Indexed annuity distribution would have been upended in January, but a delay preserves the status quo.

Indexed and variable annuities are the biggest winners of the Department of Labor’s recently telegraphed fiduciary rule delay.

Sales of the products, especially indexed annuities, would arguably have been the most adversely impacted under the original timetable, which had the full regulation going into effect on Jan. 1, 2018.

Limra, an insurance industry trade group, forecast in May that indexed annuity sales — which have been on an almost decade-long run-up — would dip 5-10% this year and another 15-20% in 2018 because of the regulation.

The Labor Department on Wednesday filed a court brief indicating it had submitted a proposal to delay the remaining parts of the regulation by 18 months to July 1, 2019.

“I think the people who are feeling the most relief about it are likely indexed annuity distributors,” said Sheryl Moore, president and CEO of Moore Market Intelligence, a market research firm.

“They were sort of out there hoping for a miracle, and now we got a Hail Mary,” she added. “So they’re definitely breathing a sigh of relief.”

Variable annuity sales, already in the midst of a multiyear slide, were also expected to decline this year by a further 10-15%, according to Limra.

Some parts of the rule, including one broadly expanding the number of brokers and insurance agents serving as fiduciaries when giving investment advice to retirement savers, went into effect in June. But the dominant part of the regulation — its primary enforcement mechanism, the best-interest contract exemption — hasn’t yet taken effect to a significant degree.

As a result, indexed and variable annuities have enjoyed a more lax regulatory regime, which would have continued until January.

Then, however, the whole distribution system for indexed annuities would likely have been thrown into disarray. BICE didn’t provide an easily identifiable route for many independent insurance agents, who originate about 60% of indexed-annuity sales, to continue selling the products on commission.

Now, assuming the proposed delay becomes final, which many observers view as a foregone conclusion, the status quo will be extended by 18 months.

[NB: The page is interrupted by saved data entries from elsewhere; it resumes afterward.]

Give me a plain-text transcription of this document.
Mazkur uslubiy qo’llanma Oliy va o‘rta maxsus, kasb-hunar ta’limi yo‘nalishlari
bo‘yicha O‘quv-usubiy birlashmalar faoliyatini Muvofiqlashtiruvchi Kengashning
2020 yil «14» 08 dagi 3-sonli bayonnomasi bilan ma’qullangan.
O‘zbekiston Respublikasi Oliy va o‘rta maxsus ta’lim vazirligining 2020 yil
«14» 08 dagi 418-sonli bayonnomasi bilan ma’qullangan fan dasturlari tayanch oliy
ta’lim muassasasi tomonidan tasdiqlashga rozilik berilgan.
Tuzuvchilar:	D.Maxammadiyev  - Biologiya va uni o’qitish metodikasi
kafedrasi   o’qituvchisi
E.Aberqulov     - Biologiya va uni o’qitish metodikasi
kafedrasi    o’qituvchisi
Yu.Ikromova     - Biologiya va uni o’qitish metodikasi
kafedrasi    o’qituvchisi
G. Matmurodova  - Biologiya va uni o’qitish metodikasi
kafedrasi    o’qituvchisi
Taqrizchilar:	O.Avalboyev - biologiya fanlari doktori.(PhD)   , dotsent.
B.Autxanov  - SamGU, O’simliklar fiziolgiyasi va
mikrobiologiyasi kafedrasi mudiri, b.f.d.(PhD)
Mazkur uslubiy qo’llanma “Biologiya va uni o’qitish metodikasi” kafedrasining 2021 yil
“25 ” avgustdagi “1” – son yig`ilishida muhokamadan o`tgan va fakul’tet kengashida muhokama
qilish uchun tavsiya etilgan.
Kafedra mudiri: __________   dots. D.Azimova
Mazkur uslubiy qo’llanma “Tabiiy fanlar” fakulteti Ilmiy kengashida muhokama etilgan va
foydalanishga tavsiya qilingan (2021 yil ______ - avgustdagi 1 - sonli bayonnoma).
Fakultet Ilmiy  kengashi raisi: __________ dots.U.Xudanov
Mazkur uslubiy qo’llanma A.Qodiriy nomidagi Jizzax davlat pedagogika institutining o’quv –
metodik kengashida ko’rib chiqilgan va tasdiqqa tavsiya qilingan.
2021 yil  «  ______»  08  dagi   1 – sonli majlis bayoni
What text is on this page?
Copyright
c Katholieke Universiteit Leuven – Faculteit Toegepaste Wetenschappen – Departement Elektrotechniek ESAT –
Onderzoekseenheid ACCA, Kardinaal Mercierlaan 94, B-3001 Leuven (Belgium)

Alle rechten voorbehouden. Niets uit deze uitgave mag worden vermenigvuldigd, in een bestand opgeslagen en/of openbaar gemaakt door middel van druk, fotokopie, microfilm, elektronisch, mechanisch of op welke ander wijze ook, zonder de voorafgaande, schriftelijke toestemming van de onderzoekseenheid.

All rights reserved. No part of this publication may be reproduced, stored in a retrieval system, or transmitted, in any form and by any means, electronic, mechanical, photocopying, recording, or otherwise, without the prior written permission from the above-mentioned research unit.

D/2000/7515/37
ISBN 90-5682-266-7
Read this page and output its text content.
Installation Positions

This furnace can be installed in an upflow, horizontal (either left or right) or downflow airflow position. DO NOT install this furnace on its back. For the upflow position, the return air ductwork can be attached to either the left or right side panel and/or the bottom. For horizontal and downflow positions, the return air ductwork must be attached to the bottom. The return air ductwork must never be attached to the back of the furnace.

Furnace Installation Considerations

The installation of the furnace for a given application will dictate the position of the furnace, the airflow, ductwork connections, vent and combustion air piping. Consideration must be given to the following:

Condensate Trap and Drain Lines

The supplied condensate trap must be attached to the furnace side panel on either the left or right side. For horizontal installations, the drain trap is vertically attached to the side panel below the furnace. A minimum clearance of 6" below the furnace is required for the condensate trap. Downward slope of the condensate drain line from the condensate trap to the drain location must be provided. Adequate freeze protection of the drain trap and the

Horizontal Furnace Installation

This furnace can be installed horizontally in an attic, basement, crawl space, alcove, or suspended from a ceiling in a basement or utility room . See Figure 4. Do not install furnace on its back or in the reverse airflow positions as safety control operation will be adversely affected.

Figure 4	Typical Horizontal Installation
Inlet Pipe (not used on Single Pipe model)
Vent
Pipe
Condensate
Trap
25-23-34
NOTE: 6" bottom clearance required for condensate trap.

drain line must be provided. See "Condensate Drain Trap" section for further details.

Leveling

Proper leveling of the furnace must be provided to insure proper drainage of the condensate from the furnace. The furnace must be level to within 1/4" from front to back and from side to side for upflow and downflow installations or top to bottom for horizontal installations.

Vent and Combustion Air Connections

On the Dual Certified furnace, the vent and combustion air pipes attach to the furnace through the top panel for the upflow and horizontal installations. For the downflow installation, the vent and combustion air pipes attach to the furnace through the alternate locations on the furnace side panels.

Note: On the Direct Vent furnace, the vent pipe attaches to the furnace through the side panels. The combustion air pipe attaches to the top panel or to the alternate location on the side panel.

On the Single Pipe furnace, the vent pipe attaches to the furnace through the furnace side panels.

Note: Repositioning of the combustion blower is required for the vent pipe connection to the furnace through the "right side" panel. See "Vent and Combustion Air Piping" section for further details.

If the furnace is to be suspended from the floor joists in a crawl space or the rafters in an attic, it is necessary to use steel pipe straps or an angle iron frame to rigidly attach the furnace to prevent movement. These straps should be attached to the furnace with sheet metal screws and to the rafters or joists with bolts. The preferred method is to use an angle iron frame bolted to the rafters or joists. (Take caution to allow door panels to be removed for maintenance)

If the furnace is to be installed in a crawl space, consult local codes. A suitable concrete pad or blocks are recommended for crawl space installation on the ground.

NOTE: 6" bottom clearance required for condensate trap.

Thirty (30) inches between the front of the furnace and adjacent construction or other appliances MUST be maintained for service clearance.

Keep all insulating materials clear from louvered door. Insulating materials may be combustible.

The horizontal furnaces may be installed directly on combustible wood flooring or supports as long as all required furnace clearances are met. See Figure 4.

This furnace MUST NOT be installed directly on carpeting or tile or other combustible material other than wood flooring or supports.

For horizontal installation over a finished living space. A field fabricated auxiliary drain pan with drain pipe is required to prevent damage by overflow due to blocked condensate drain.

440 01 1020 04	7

“A lot of people in the insurance world are happy with the delay,” said Jamie Hopkins, a professor in the retirement income program at the American College of Financial Services, who agreed indexed and variable annuity distribution would have been impacted most under the rule’s full force. “Their processes and sales don’t have to change as much.”

Indexed annuity distributors and insurers were dealt a bit of a surprise blow when the fiduciary rule was released in its final form in April 2016. And earlier version hadn’t included indexed annuities under BICE, but instead under a provision many viewed as less onerous and disruptive.

Variable annuities had originally been included in the BICE provision, and observers forecast a sea change for the industry as a result.

As part of the BICE, a contract executed between an investor and financial institution (broker-dealer, registered investment adviser, insurance company or bank) during the sale of an investment product on a commission basis would have made it easier to bring class-action lawsuits against those institutions.

But independent insurance agents, who typically sell indexed annuities through entities called independent marketing organizations, were facing an uncertain future because IMOs weren’t considered to be one of the four “financial institutions.”

Mr. Hopkins believes that the DOL will craft new, product-specific rule provisions during the delay period that would make it easier to sell indexed and variable annuities than under the current wording of the regulation.

“A lot of people are expecting during the one-and-a-half-year delay to see vastly expanded prohibited transaction exemptions,” Mr. Hopkins said. The DOL has already, to a certain extent, telegraphed a new mutual-fund-related exemption.

The BICE contract requirement may also go away, and the “financial institution” requirement along with it. These developments would make the sales environment for both variable and indexed annuities more favorable.